Remember Google Bard? It's gone, replaced by the ever-expanding Gemini family. Now, Gemini 1.5 Pro enters the scene, surpassing even the efficiency of Google's previous flagship, Gemini Ultra. While benchmarks show slight edges over Ultra, we await a comprehensive comparison.
The MoE advantage and a million-token memory
Gemini 1.5 Pro leverages a new Mixture-of-Experts (MoE) architecture, outperforming its predecessor in 87% of benchmarks. It's available through Google One AI Premium, usurping Gemini Pro (now confusingly named Gemini 1.0 Pro) despite its recent upgrade.
But what sets it apart? Aside from improved efficiency and specific performance gains, the headline feature is its 128,000 token context window, expandable to a mind-boggling 1 million. This dwarfs GPT-4 Turbo's 128,000 tokens and Claude 2.1's 200,000.
Imagine processing an entire book, 11 hours of audio, or an hour of video in one go. That's the power of 1 million tokens. Google emphasizes, however, that Gemini 1.5 Pro remains a "mid-size" model focused on scalability and versatility.
Is it a GPT-4 killer?
Not in raw power, but for tasks requiring vast information, it might have the edge. Google showcased this by making 1.5 Pro understand details from the 402-page Apollo 11 mission transcripts and identify scenes in "Sherlock Jr." from descriptions and sketches.

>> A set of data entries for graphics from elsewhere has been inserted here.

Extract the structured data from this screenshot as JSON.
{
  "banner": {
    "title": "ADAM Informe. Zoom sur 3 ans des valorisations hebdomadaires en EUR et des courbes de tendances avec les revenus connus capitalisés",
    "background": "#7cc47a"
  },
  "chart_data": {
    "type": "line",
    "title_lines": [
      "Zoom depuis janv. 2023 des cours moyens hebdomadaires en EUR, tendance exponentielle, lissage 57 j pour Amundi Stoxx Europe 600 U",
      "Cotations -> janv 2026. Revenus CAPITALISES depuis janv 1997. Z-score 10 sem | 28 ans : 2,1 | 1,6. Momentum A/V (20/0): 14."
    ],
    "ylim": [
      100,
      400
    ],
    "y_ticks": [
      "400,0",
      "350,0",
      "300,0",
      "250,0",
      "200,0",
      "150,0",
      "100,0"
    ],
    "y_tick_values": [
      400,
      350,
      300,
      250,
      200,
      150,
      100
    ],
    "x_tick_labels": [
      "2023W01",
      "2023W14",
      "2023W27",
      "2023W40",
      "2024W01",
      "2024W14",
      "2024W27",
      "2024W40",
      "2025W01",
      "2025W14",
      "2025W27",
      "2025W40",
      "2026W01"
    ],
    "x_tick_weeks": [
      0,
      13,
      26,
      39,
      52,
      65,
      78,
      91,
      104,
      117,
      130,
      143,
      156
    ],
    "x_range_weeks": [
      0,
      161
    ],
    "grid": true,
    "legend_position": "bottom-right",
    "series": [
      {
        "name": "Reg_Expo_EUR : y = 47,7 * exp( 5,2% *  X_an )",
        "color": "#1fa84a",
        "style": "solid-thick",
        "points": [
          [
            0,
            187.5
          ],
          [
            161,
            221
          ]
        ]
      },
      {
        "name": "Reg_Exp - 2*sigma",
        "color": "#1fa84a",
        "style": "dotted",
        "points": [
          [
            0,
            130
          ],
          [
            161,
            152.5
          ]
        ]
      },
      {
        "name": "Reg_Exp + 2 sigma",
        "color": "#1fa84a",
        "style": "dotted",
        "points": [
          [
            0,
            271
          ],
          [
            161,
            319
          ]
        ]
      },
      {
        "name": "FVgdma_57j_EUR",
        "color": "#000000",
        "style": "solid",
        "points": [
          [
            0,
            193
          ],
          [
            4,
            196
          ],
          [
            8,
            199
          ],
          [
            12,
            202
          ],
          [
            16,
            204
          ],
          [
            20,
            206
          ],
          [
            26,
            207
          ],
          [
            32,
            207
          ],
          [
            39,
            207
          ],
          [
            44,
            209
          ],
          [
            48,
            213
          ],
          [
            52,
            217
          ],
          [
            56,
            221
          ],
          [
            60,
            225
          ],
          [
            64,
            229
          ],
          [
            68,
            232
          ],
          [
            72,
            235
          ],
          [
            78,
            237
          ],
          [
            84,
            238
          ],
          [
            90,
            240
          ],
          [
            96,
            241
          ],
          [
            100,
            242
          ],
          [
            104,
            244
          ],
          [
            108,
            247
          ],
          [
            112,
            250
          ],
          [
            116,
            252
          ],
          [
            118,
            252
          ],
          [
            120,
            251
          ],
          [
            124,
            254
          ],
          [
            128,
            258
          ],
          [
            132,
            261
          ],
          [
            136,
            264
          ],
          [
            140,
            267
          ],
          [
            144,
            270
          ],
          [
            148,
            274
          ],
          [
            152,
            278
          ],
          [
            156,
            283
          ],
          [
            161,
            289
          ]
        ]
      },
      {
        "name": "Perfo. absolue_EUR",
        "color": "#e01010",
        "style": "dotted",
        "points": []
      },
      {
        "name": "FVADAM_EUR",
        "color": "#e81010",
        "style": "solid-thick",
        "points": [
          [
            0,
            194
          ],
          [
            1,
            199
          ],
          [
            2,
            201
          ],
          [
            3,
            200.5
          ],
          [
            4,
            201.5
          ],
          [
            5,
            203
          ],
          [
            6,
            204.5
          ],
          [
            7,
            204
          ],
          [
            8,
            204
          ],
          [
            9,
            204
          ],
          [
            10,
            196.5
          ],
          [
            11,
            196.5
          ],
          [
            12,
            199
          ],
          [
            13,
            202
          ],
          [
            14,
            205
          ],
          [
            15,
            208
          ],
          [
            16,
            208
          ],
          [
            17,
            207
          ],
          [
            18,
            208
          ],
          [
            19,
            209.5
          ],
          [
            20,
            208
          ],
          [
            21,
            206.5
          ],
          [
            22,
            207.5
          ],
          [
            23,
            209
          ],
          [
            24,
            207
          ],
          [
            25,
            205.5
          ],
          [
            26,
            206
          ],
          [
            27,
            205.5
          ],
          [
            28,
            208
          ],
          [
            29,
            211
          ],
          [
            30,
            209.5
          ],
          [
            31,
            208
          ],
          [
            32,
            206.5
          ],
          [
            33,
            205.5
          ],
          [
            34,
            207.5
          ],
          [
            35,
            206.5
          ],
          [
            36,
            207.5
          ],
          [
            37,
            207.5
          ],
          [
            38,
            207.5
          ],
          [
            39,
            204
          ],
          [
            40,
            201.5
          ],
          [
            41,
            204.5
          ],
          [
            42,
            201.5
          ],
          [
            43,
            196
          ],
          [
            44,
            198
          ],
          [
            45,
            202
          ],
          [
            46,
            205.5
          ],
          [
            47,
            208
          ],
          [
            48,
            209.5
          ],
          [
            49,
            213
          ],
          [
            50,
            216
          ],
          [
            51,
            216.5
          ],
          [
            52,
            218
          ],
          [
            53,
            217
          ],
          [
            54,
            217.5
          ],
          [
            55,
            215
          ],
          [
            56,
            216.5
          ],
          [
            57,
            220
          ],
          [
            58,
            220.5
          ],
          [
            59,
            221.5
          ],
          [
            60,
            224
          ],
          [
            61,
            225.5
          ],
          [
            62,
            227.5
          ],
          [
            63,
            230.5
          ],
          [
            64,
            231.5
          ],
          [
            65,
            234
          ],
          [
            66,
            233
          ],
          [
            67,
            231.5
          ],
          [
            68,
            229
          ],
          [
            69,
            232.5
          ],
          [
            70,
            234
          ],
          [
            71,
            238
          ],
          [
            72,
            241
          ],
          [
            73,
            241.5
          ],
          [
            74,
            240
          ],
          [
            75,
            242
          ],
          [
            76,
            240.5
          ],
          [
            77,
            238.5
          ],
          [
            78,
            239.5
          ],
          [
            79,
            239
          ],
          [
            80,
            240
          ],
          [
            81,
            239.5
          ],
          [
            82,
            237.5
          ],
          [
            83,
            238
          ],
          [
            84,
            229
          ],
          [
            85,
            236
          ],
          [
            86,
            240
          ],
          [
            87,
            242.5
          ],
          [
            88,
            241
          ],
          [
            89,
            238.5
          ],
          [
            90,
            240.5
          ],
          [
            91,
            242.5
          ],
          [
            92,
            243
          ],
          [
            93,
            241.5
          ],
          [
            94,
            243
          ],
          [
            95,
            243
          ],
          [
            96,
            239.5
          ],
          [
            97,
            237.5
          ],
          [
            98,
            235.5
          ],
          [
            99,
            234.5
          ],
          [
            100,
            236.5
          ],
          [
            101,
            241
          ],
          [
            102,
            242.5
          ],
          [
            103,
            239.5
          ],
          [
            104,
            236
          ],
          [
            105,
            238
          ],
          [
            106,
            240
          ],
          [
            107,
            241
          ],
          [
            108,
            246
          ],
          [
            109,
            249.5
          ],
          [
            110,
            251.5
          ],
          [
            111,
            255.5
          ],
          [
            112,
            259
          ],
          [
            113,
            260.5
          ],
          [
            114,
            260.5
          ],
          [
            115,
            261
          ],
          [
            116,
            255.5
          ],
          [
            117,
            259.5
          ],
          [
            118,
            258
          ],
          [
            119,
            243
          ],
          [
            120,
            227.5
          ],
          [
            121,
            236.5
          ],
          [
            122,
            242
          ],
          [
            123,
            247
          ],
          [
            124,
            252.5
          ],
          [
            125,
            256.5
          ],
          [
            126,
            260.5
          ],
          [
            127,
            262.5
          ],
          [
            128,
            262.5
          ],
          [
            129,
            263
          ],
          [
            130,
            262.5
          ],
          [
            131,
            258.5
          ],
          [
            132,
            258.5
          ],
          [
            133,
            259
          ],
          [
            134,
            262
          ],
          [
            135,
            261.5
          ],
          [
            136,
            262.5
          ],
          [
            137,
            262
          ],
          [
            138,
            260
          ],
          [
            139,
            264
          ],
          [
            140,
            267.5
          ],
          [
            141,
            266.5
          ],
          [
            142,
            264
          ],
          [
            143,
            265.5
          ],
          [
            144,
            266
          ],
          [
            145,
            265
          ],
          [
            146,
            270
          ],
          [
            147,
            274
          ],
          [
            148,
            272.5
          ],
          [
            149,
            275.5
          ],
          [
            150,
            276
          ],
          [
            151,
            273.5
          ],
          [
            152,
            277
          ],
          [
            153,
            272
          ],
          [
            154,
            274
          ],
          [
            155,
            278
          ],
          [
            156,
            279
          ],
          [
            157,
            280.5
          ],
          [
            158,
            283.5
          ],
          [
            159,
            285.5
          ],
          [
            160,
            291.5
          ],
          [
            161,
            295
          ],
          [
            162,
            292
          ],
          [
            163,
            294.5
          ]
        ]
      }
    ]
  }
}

From Kalamang to code: Pushing the boundaries
Another impressive feat: translating English to the complex Guinean language, Kalamang, even though it wasn't part of the training data. Armed with instructional materials in its context window, 1.5 Pro learned on the fly. It also tackled analyzing and solving problems within 100,000 lines of code, showcasing its potential for real-world applications.

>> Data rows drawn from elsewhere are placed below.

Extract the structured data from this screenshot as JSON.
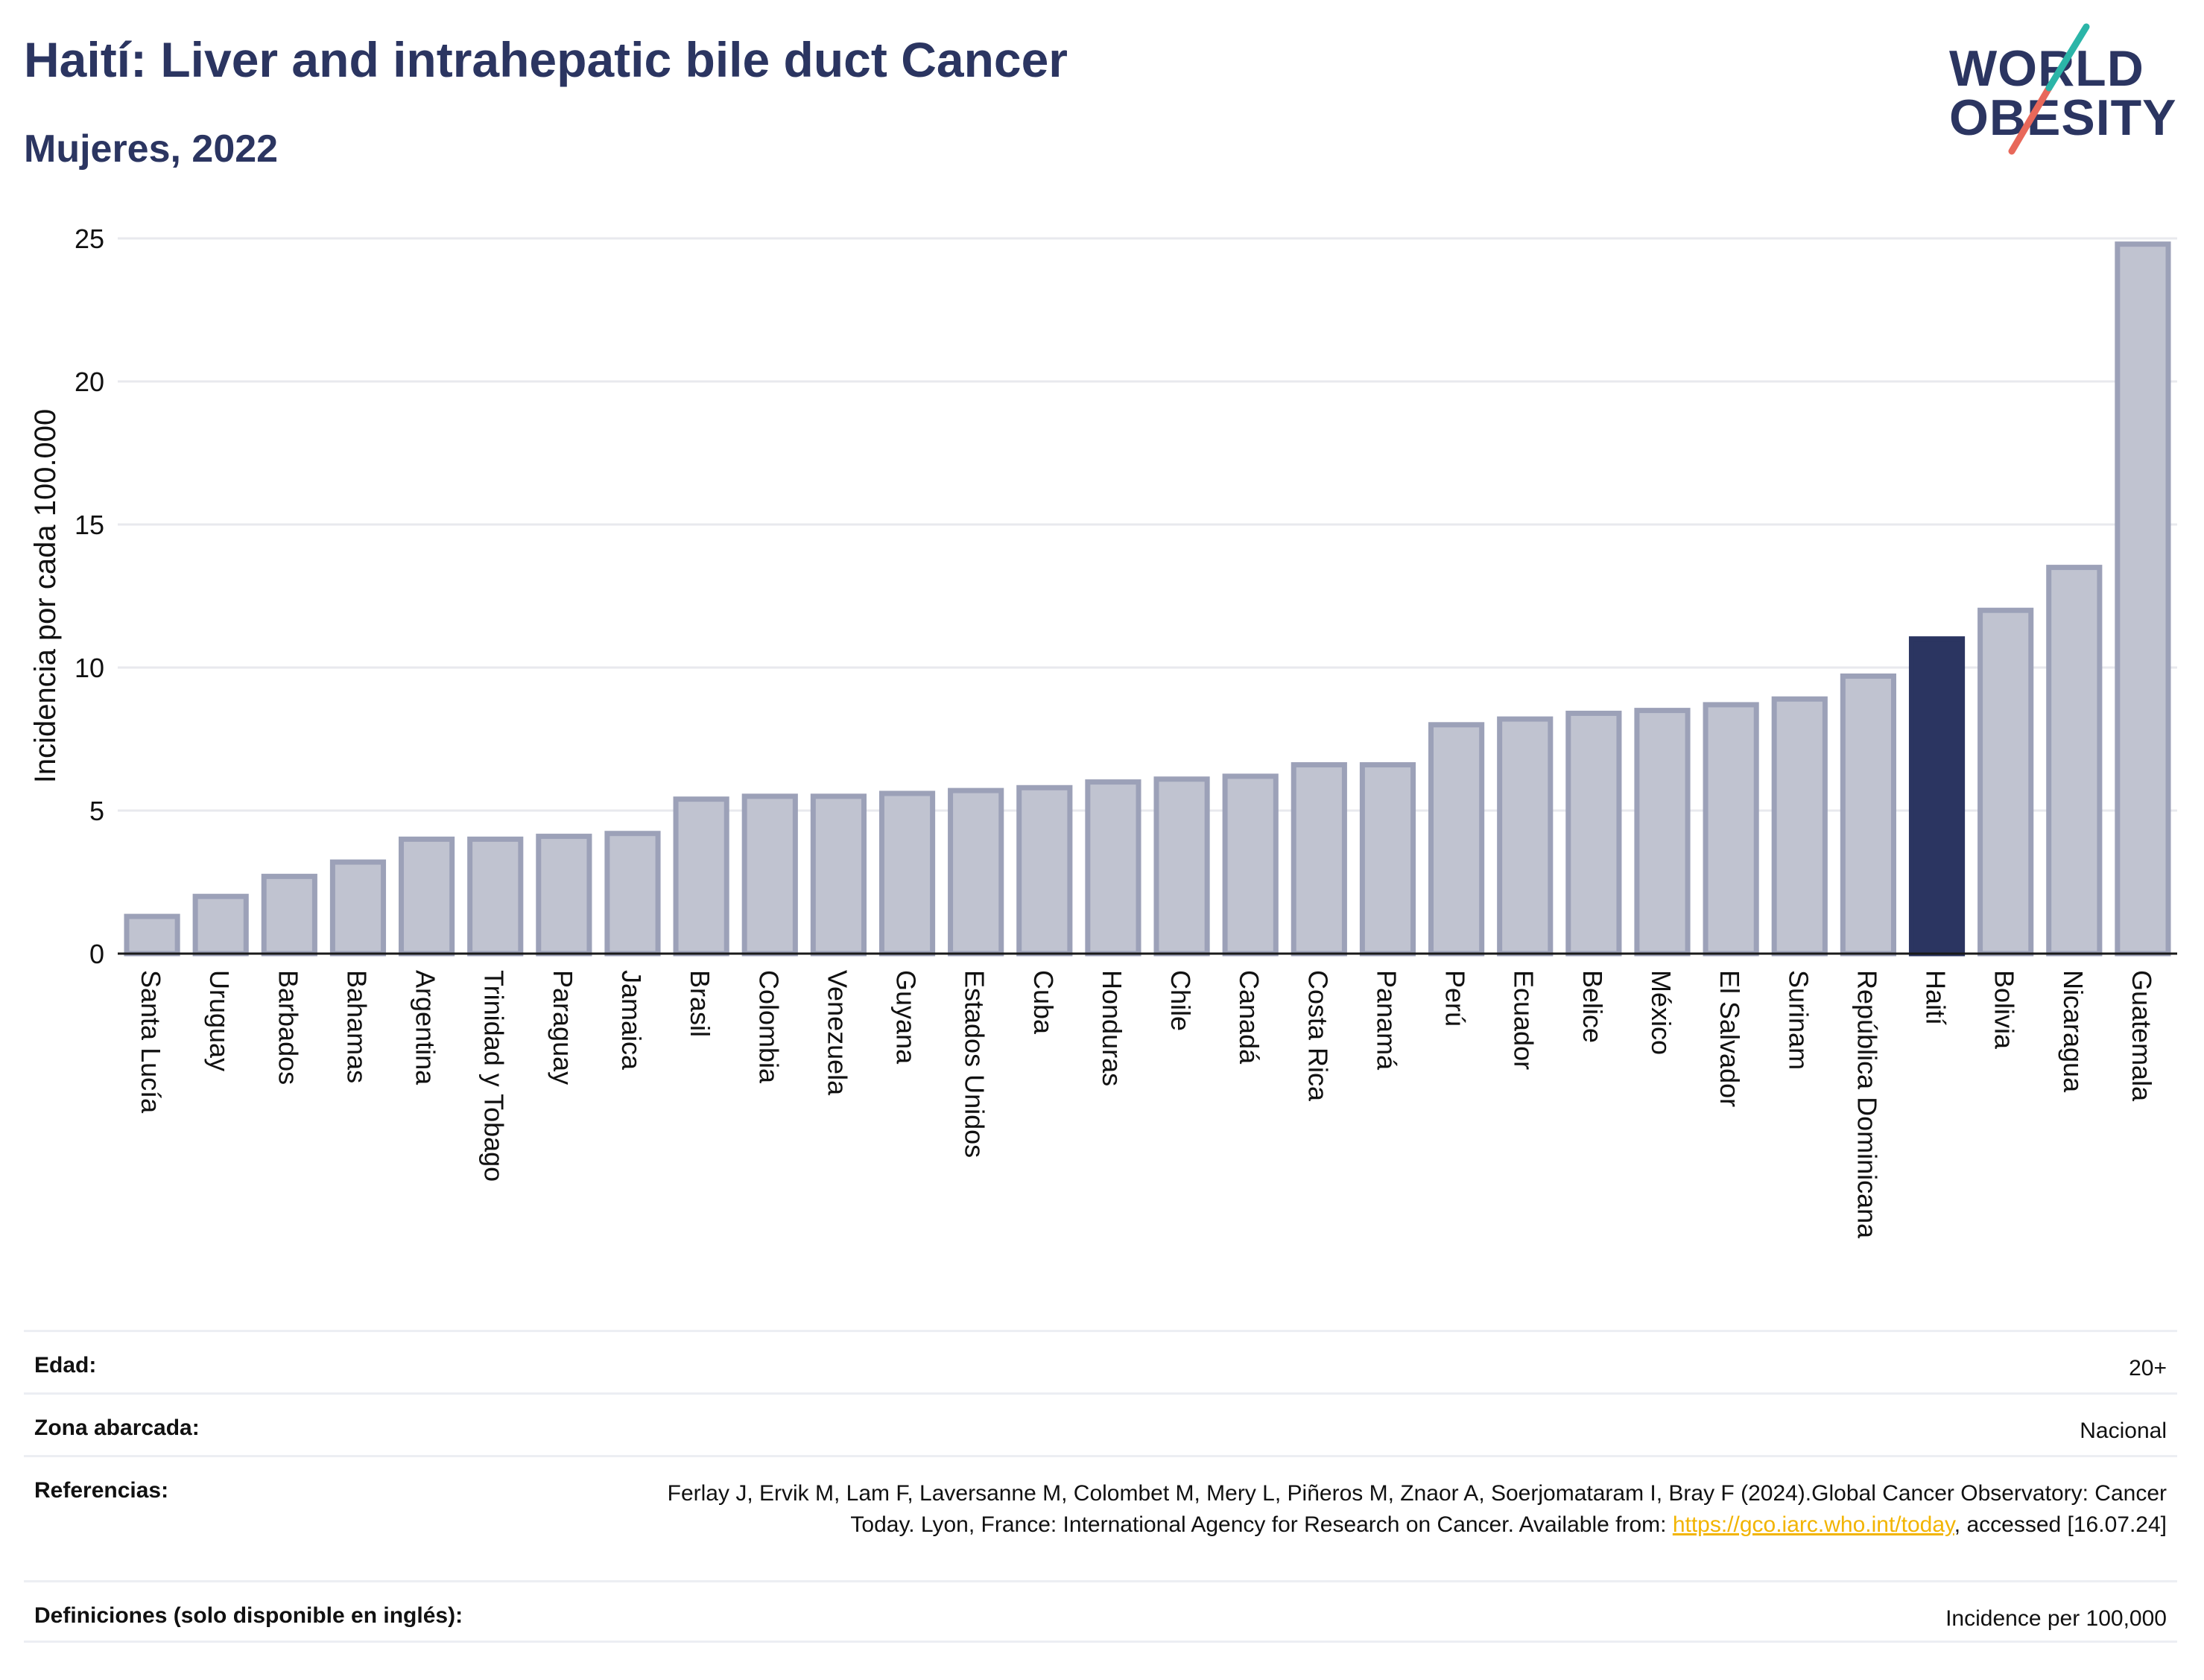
{
  "header": {
    "title": "Haití: Liver and intrahepatic bile duct Cancer",
    "subtitle": "Mujeres, 2022"
  },
  "logo": {
    "line1": "WORLD",
    "line2": "OBESITY"
  },
  "colors": {
    "bar": "#c0c3d0",
    "bar_stroke": "#9ca1b8",
    "highlight": "#2b3561",
    "grid": "#e8e9ee"
  },
  "chart_data": {
    "type": "bar",
    "ylabel": "Incidencia por cada 100.000",
    "ylim": [
      0,
      25
    ],
    "yticks": [
      0,
      5,
      10,
      15,
      20,
      25
    ],
    "highlight": "Haití",
    "categories": [
      "Santa Lucía",
      "Uruguay",
      "Barbados",
      "Bahamas",
      "Argentina",
      "Trinidad y Tobago",
      "Paraguay",
      "Jamaica",
      "Brasil",
      "Colombia",
      "Venezuela",
      "Guyana",
      "Estados Unidos",
      "Cuba",
      "Honduras",
      "Chile",
      "Canadá",
      "Costa Rica",
      "Panamá",
      "Perú",
      "Ecuador",
      "Belice",
      "México",
      "El Salvador",
      "Surinam",
      "República Dominicana",
      "Haití",
      "Bolivia",
      "Nicaragua",
      "Guatemala"
    ],
    "values": [
      1.3,
      2.0,
      2.7,
      3.2,
      4.0,
      4.0,
      4.1,
      4.2,
      5.4,
      5.5,
      5.5,
      5.6,
      5.7,
      5.8,
      6.0,
      6.1,
      6.2,
      6.6,
      6.6,
      8.0,
      8.2,
      8.4,
      8.5,
      8.7,
      8.9,
      9.7,
      11.0,
      12.0,
      13.5,
      24.8
    ]
  },
  "info": {
    "age_label": "Edad:",
    "age_value": "20+",
    "area_label": "Zona abarcada:",
    "area_value": "Nacional",
    "ref_label": "Referencias:",
    "ref_text": "Ferlay J, Ervik M, Lam F, Laversanne M, Colombet M, Mery L, Piñeros M, Znaor A, Soerjomataram I, Bray F (2024).Global Cancer Observatory: Cancer Today. Lyon, France: International Agency for Research on Cancer. Available from: ",
    "ref_link": "https://gco.iarc.who.int/today",
    "ref_suffix": ", accessed [16.07.24]",
    "def_label": "Definiciones (solo disponible en inglés):",
    "def_value": "Incidence per 100,000"
  }
}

A research powerhouse: Unlocking multimodality
Google's accompanying research paper, aptly titled "Gemini 1.5: Unlocking Multimodal Understanding Across Millions of Tokens of Context," sheds light on the model's capabilities. It achieves near-perfect recall on long-context retrieval tasks across modalities, setting new standards in long-document QA, long-video QA, and long-context ASR.
Is it enough to sway users away from ChatGPT?
For most users, the benefits might be minimal unless they're dealing with massive datasets. But for researchers and specific use cases, the extended context window offers undeniable advantages.